PL Capital Group principal Richard Lashley noted, “We are pleased to nominate two highly qualified candidates, both with significant professional credentials as well as local ties to the communities served by Synergy.” Mr. Lashley added, “we are taking on this task on behalf of all shareholders because Synergy has not performed the way we had hoped during the past two years. Synergy’s Return on Equity (ROE) was less than 5% in both 2004 and 2005, well below the average thrift which had a ROE of 12.8% and the average publicly traded thrift which had a 12.4% ROE during that same period. Synergy’s Return on Assets (ROA) was also less than one-half of the average thrift ROA in 2004 and 2005. Synergy’s core deposits also declined in both 2005 and 2004.”

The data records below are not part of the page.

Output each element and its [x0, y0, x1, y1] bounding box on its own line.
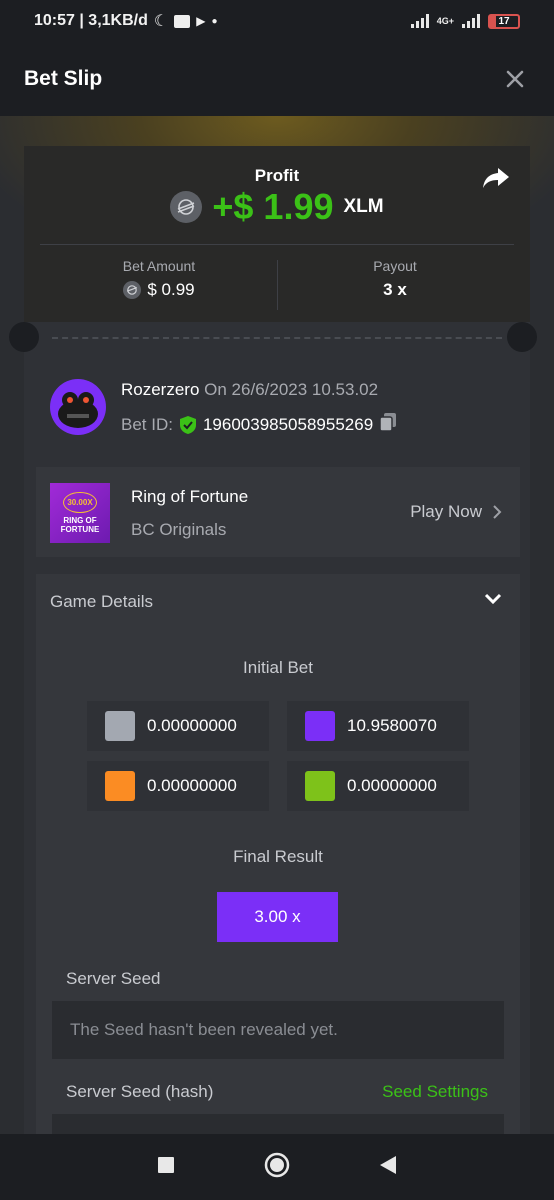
close-button[interactable] — [500, 64, 530, 94]
back-button[interactable] — [379, 1155, 397, 1180]
bet-cell-purple: 10.9580070 — [287, 701, 469, 751]
bet-value: 0.00000000 — [347, 776, 437, 795]
chevron-down-icon — [484, 593, 502, 605]
server-seed-label: Server Seed — [66, 969, 161, 988]
final-result-badge: 3.00 x — [217, 892, 338, 942]
play-now-label: Play Now — [410, 502, 482, 521]
green-swatch — [305, 771, 335, 801]
status-time: 10:57 | 3,1KB/d — [34, 12, 148, 29]
thumb-multiplier: 30.00X — [63, 492, 97, 513]
bet-cell-green: 0.00000000 — [287, 761, 469, 811]
back-triangle-icon — [380, 1155, 396, 1174]
orange-swatch — [105, 771, 135, 801]
game-details-panel: Game Details Initial Bet 0.00000000 10.9… — [36, 574, 520, 1134]
battery-level: 17 — [498, 15, 510, 27]
xlm-coin-icon — [170, 191, 203, 223]
copy-icon — [379, 413, 397, 432]
xlm-coin-icon — [123, 281, 142, 299]
bet-slip-content[interactable]: Profit +$ 1.99 XLM Bet Amount $ 0.99 Pay… — [0, 116, 554, 1134]
payout-value: 3 x — [383, 280, 407, 299]
profit-label: Profit — [254, 166, 300, 185]
status-bar: 10:57 | 3,1KB/d ☾ ▶ ● 4G+ 17 — [0, 0, 554, 42]
play-icon: ▶ — [196, 14, 206, 28]
purple-swatch — [305, 711, 335, 741]
profit-currency: XLM — [343, 196, 384, 217]
thumb-title-2: FORTUNE — [60, 525, 100, 534]
user-name[interactable]: Rozerzero — [121, 380, 199, 399]
bet-amount-value: $ 0.99 — [147, 280, 195, 299]
game-row[interactable]: 30.00X RING OF FORTUNE Ring of Fortune B… — [36, 467, 520, 557]
thumb-title-1: RING OF — [63, 516, 97, 525]
ticket-notch-right — [507, 322, 537, 352]
message-icon — [174, 14, 191, 28]
share-icon — [483, 168, 509, 188]
server-seed-hash-field[interactable] — [52, 1114, 504, 1134]
server-seed-hash-label: Server Seed (hash) — [66, 1082, 214, 1101]
game-name: Ring of Fortune — [131, 487, 249, 506]
network-label: 4G+ — [436, 16, 454, 26]
signal-icon-2 — [462, 14, 480, 28]
system-nav-bar — [0, 1134, 554, 1200]
game-provider: BC Originals — [131, 520, 227, 539]
close-icon — [506, 70, 524, 88]
bet-cell-orange: 0.00000000 — [87, 761, 269, 811]
bet-date: On 26/6/2023 10.53.02 — [204, 380, 379, 399]
initial-bet-label: Initial Bet — [243, 658, 313, 677]
bet-id-label: Bet ID: — [121, 414, 173, 434]
square-icon — [158, 1156, 174, 1173]
ticket-notch-left — [9, 322, 39, 352]
moon-icon: ☾ — [153, 13, 169, 30]
circle-icon — [264, 1152, 290, 1177]
chevron-right-icon — [493, 505, 502, 519]
server-seed-value: The Seed hasn't been revealed yet. — [70, 1020, 338, 1039]
recents-button[interactable] — [157, 1156, 175, 1179]
bet-id-line: Bet ID: 196003985058955269 — [121, 412, 397, 437]
signal-icon — [410, 14, 429, 28]
game-thumbnail[interactable]: 30.00X RING OF FORTUNE — [50, 483, 110, 543]
divider — [40, 244, 514, 245]
profit-row: +$ 1.99 XLM — [0, 186, 554, 228]
final-result-label: Final Result — [233, 847, 323, 866]
seed-settings-link[interactable]: Seed Settings — [382, 1082, 488, 1102]
verified-shield-icon — [179, 415, 196, 434]
copy-button[interactable] — [379, 412, 397, 437]
bet-amount-stat: Bet Amount $ 0.99 — [44, 258, 274, 300]
grey-swatch — [105, 711, 135, 741]
bet-value: 0.00000000 — [147, 716, 237, 735]
bet-id-value: 196003985058955269 — [202, 414, 374, 434]
profit-amount: +$ 1.99 — [212, 186, 334, 227]
collapse-toggle[interactable] — [484, 592, 502, 610]
bet-amount-label: Bet Amount — [122, 258, 196, 274]
divider-vertical — [277, 260, 278, 310]
bet-value: 0.00000000 — [147, 776, 237, 795]
share-button[interactable] — [482, 166, 510, 195]
game-details-title[interactable]: Game Details — [50, 592, 153, 612]
play-now-button[interactable]: Play Now — [410, 502, 502, 522]
bet-value: 10.9580070 — [347, 716, 437, 735]
dot-icon: ● — [211, 15, 218, 27]
ticket-dashed-divider — [52, 337, 502, 339]
home-button[interactable] — [263, 1151, 291, 1184]
user-line: Rozerzero On 26/6/2023 10.53.02 — [121, 380, 378, 400]
battery-icon: 17 — [488, 13, 520, 29]
payout-label: Payout — [373, 258, 417, 274]
page-title: Bet Slip — [24, 67, 103, 90]
server-seed-field[interactable]: The Seed hasn't been revealed yet. — [52, 1001, 504, 1059]
header: Bet Slip — [0, 42, 554, 116]
avatar[interactable] — [50, 379, 106, 435]
payout-stat: Payout 3 x — [280, 258, 510, 300]
bet-cell-grey: 0.00000000 — [87, 701, 269, 751]
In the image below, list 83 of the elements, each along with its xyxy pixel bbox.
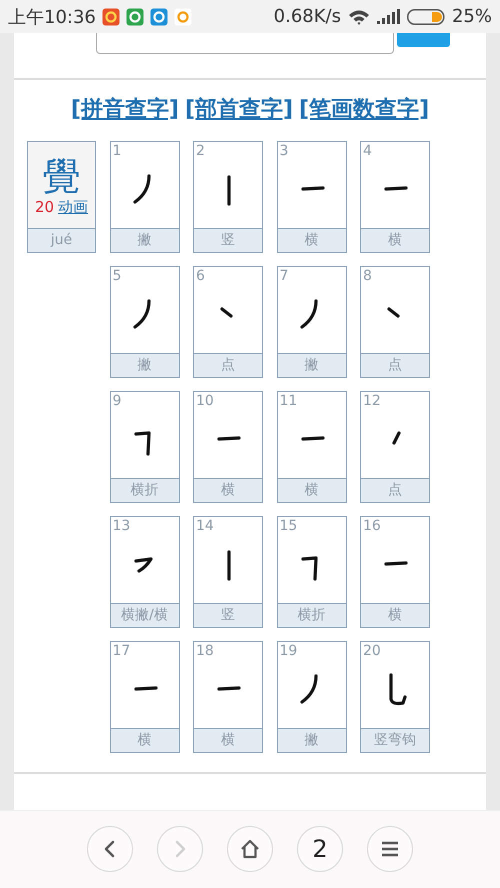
brush-stroke-icon [134,557,152,573]
app-notification-icon [150,8,168,26]
stroke-number: 10 [196,393,214,409]
stroke-number: 6 [196,268,205,284]
battery-percent: 25% [452,6,492,27]
brush-stroke-icon [134,431,150,456]
stroke-name: 点 [194,353,262,377]
stroke-number: 12 [363,393,381,409]
brush-stroke-icon [300,436,324,441]
brush-stroke-icon [300,299,318,329]
stroke-number: 20 [363,643,381,659]
brush-stroke-icon [134,686,158,691]
home-button[interactable] [227,826,273,872]
stroke-count: 20 [34,198,54,216]
stroke-name: 竖 [194,228,262,252]
stroke-number: 19 [280,643,298,659]
back-button[interactable] [87,826,133,872]
stroke-name: 竖 [194,603,262,627]
brush-stroke-icon [384,186,408,191]
pinyin-label: jué [28,228,95,252]
brush-stroke-icon [227,175,231,206]
signal-icon [376,9,400,24]
brush-stroke-icon [220,307,233,318]
stroke-name: 横 [110,728,178,752]
brush-stroke-icon [300,186,324,191]
network-speed: 0.68K/s [274,6,341,27]
stroke-name: 撇 [278,353,346,377]
stroke-number: 7 [280,268,288,284]
stroke-number: 2 [196,143,205,159]
wifi-icon [348,8,370,25]
brush-stroke-icon [132,174,150,204]
lookup-link[interactable]: [部首查字] [184,94,294,124]
stroke-number: 15 [280,518,298,534]
stroke-name: 横 [361,603,429,627]
brush-stroke-icon [217,436,241,441]
stroke-number: 13 [112,518,130,534]
home-icon [239,838,261,860]
stroke-number: 18 [196,643,214,659]
input-field[interactable] [96,33,394,54]
stroke-number: 9 [112,393,122,409]
stroke-name: 横 [194,728,262,752]
stroke-name: 竖弯钩 [361,728,429,752]
brush-stroke-icon [300,556,318,581]
stroke-name: 横 [278,478,346,502]
stroke-name: 点 [361,478,429,502]
stroke-number: 17 [112,643,130,659]
app-notification-icon [102,8,120,26]
brush-stroke-icon [384,561,408,566]
brush-stroke-icon [217,686,241,691]
stroke-number: 3 [280,143,288,159]
tabs-button[interactable]: 2 [297,826,343,872]
battery-icon [406,8,445,24]
brush-stroke-icon [132,299,150,329]
stroke-name: 横折 [110,478,178,502]
stroke-name: 横 [278,228,346,252]
lookup-link[interactable]: [拼音查字] [70,94,179,124]
stroke-name: 横折 [278,603,346,627]
stroke-name: 撇 [278,728,346,752]
stroke-name: 撇 [110,353,178,377]
app-notification-icon [126,8,144,26]
clock: 上午10:36 [8,6,96,28]
menu-button[interactable] [367,826,413,872]
stroke-name: 点 [361,353,429,377]
stroke-number: 14 [196,518,214,534]
stroke-name: 横 [361,228,429,252]
stroke-number: 5 [112,268,122,284]
brush-stroke-icon [300,674,318,704]
brush-stroke-icon [392,431,401,445]
stroke-number: 8 [363,268,372,284]
stroke-number: 16 [363,518,381,534]
brush-stroke-icon [227,550,231,581]
brush-stroke-icon [389,673,407,706]
stroke-number: 11 [280,393,298,409]
stroke-number: 4 [363,143,372,159]
stroke-name: 撇 [110,228,178,252]
stroke-name: 横 [194,478,262,502]
app-notification-icon [174,8,192,26]
stroke-number: 1 [112,143,122,159]
character-glyph: 覺 [42,154,80,198]
brush-stroke-icon [387,307,400,318]
lookup-link[interactable]: [笔画数查字] [299,94,430,124]
animation-link[interactable]: 动画 [58,198,88,216]
stroke-name: 横撇/横 [110,603,178,627]
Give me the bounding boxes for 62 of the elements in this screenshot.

Mr. Palmer also noted, “We are also disappointed that despite this performance, over the past three years Synergy’s directors and officers have received compensation and benefits with a current value of over $14 million, which exceeds the total amount of net income earned by Synergy ($12 million) during the same period. Each and every incumbent director has received in excess of $500,000 of compensation and benefits value during this period.”
The PL Capital Group nominees would like to see Synergy allocate $20 million of capital to stock buybacks, particularly in light of the low ROE currently generated by Synergy. They would also like to see changes made in numerous aspects of Synergy’s corporate governance, as disclosed in PL Capital Group’s proxy statement filed with the Securities and Exchange Commission.
This press release does not constitute a solicitation of proxies for any meeting of Synergy’s stockholders. Such solicitation is being made only pursuant to proxy materials complying with the requirements of Section 14(a) of the Securities Exchange Act of 1934, as amended, and the rules and regulations thereunder.